Kuala Lumpur to Mumbai: India-Side Changes 2024-26
Your India-Malaysia DTAA gives you some of the best rates: 10% on interest, 5% on dividends. Unchanged. But Section 148, Budget 2024 LTCG, Form 10F, and Black Money Act have all moved.
Your treaty rates — among India's best
India-Malaysia DTAA: 10% interest, 5% dividends. Capital gains source-country taxed. The 5% dividend rate is among the lowest India has signed with anyone. Unchanged in 2024-26.
Malaysia has a large Indian-origin population (about 2 million), many with substantial ties to India via family property, NRO accounts, and Indian mutual funds. The unclaimed treaty recovery here is significant.
Why KL Indians are about to get a 3-year reopening window
**Section 148 time limits** cut to 3/5 years from 10. Finance Act 2024, effective September 2024.
**Faceless mandate** for reassessment notices enforced by Supreme Court (July 2025).
**Budget 2024 LTCG** — 12.5% flat without indexation on NRI property sales from 23 July 2024. Hits mid-held properties hardest.
**Black Money Act safe harbour** raised to ₹20L in September 2025.
If you have an open Section 148 notice or a scheduled Indian property sale, these changes are directly relevant.
LHDN TRC and Form 10F
Malaysia's Inland Revenue Board (Lembaga Hasil Dalam Negeri, LHDN) issues the TRC. The process is through the MyTax portal and takes 2-4 weeks.

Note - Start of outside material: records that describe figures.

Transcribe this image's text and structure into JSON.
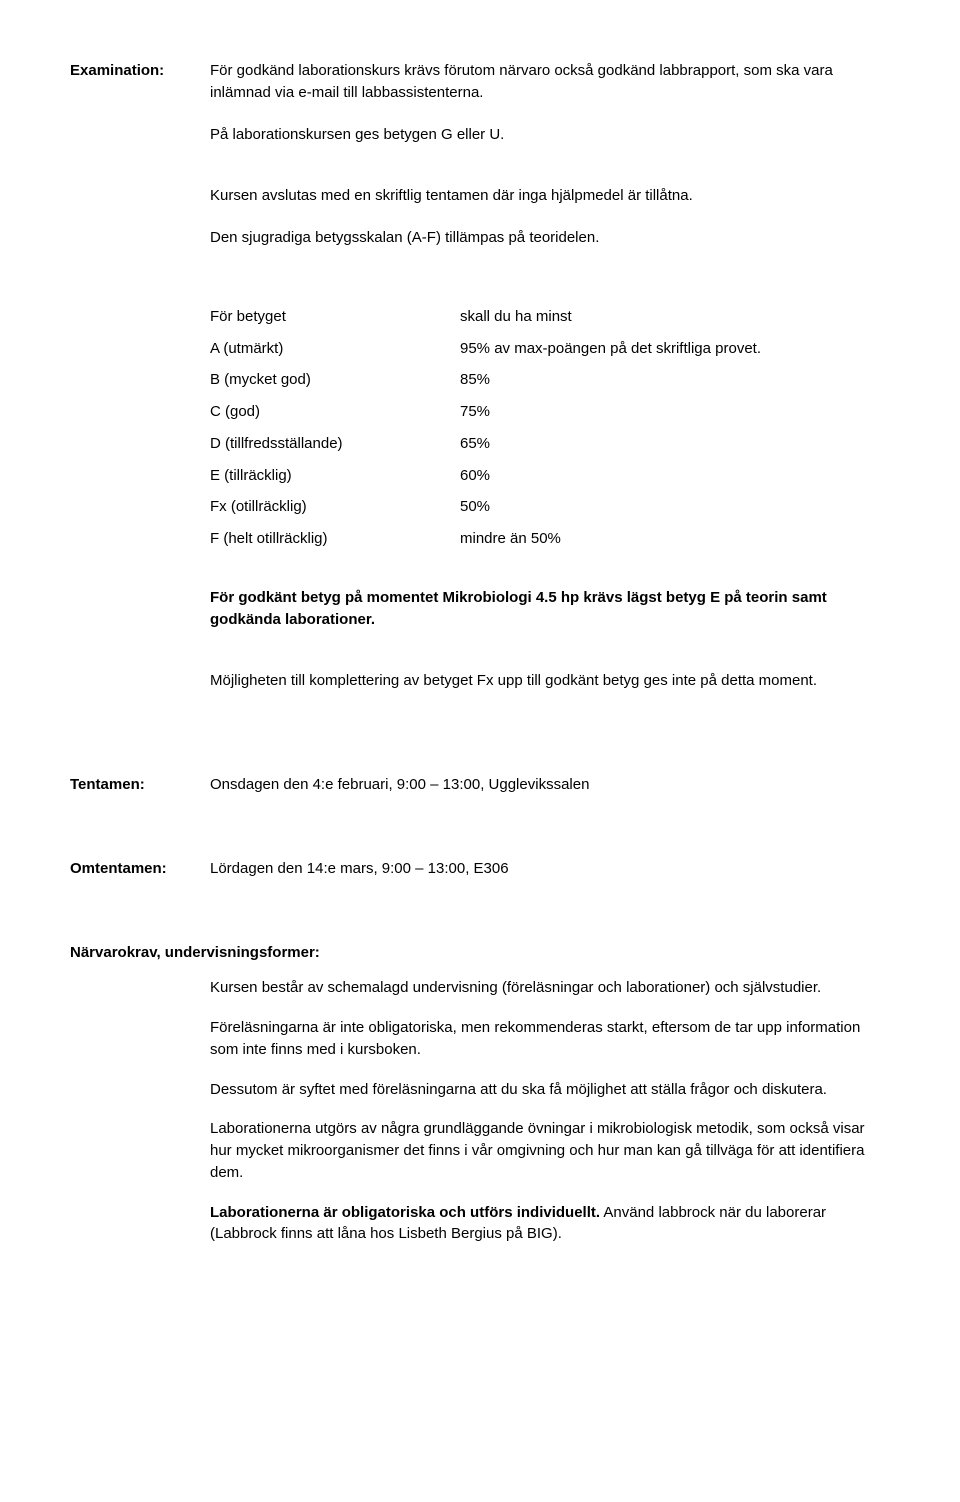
{
  "examination": {
    "label": "Examination:",
    "p1": "För godkänd laborationskurs krävs förutom närvaro också godkänd labbrapport, som ska vara inlämnad via e-mail till labbassistenterna.",
    "p2": "På laborationskursen ges betygen G eller U.",
    "p3": "Kursen avslutas med en skriftlig tentamen där inga hjälpmedel är tillåtna.",
    "p4": "Den sjugradiga betygsskalan (A-F) tillämpas på teoridelen.",
    "grade_table": {
      "header_left": "För betyget",
      "header_right": "skall du ha minst",
      "rows": [
        {
          "left": "A (utmärkt)",
          "right": "95% av max-poängen på det skriftliga provet."
        },
        {
          "left": "B (mycket god)",
          "right": "85%"
        },
        {
          "left": "C (god)",
          "right": "75%"
        },
        {
          "left": "D (tillfredsställande)",
          "right": "65%"
        },
        {
          "left": "E (tillräcklig)",
          "right": "60%"
        },
        {
          "left": "Fx (otillräcklig)",
          "right": "50%"
        },
        {
          "left": "F (helt otillräcklig)",
          "right": "mindre än 50%"
        }
      ]
    },
    "p5": "För godkänt betyg på momentet Mikrobiologi 4.5 hp krävs lägst betyg E på teorin samt godkända laborationer.",
    "p6": "Möjligheten till komplettering av betyget Fx upp till godkänt betyg ges inte på detta moment."
  },
  "tentamen": {
    "label": "Tentamen:",
    "value": "Onsdagen den 4:e februari, 9:00 – 13:00, Ugglevikssalen"
  },
  "omtentamen": {
    "label": "Omtentamen:",
    "value": "Lördagen den 14:e mars, 9:00 – 13:00, E306"
  },
  "attendance": {
    "heading": "Närvarokrav, undervisningsformer:",
    "p1": "Kursen består av schemalagd undervisning (föreläsningar och laborationer) och självstudier.",
    "p2": "Föreläsningarna är inte obligatoriska, men rekommenderas starkt, eftersom de tar upp information som inte finns med i kursboken.",
    "p3": "Dessutom är syftet med föreläsningarna att du ska få möjlighet att ställa frågor och diskutera.",
    "p4": "Laborationerna utgörs av några grundläggande övningar i mikrobiologisk metodik, som också visar hur mycket mikroorganismer det finns i vår omgivning och hur man kan gå tillväga för att identifiera dem.",
    "p5a": "Laborationerna är obligatoriska och utförs individuellt.",
    "p5b": " Använd labbrock när du laborerar (Labbrock finns att låna hos Lisbeth Bergius på BIG)."
  }
}
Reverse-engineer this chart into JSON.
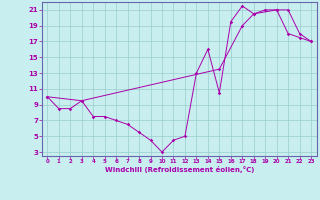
{
  "xlabel": "Windchill (Refroidissement éolien,°C)",
  "bg_color": "#c8eef0",
  "line_color": "#aa00aa",
  "grid_color": "#99cccc",
  "axis_color": "#6666aa",
  "xlim": [
    -0.5,
    23.5
  ],
  "ylim": [
    2.5,
    22
  ],
  "xticks": [
    0,
    1,
    2,
    3,
    4,
    5,
    6,
    7,
    8,
    9,
    10,
    11,
    12,
    13,
    14,
    15,
    16,
    17,
    18,
    19,
    20,
    21,
    22,
    23
  ],
  "yticks": [
    3,
    5,
    7,
    9,
    11,
    13,
    15,
    17,
    19,
    21
  ],
  "line1_x": [
    0,
    1,
    2,
    3,
    4,
    5,
    6,
    7,
    8,
    9,
    10,
    11,
    12,
    13,
    14,
    15,
    16,
    17,
    18,
    19,
    20,
    21,
    22,
    23
  ],
  "line1_y": [
    10,
    8.5,
    8.5,
    9.5,
    7.5,
    7.5,
    7,
    6.5,
    5.5,
    4.5,
    3,
    4.5,
    5,
    13,
    16,
    10.5,
    19.5,
    21.5,
    20.5,
    21,
    21,
    18,
    17.5,
    17
  ],
  "line2_x": [
    0,
    3,
    15,
    17,
    18,
    20,
    21,
    22,
    23
  ],
  "line2_y": [
    10,
    9.5,
    13.5,
    19,
    20.5,
    21,
    21,
    18,
    17
  ]
}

On the Indian side, Form 10F is now mandatory e-filing on the Income Tax portal. If your previous Indian CA filed paper Form 10F, that workflow is over — the portal requires electronic filing for all NRIs.
The 5% dividend rate alone can save a Malaysia NRI with ₹3 lakh in annual Indian dividends around ₹45,000 per year (20% → 5% on ₹3L). Over 5 past years with condonation and Section 244A interest, that compounds fast.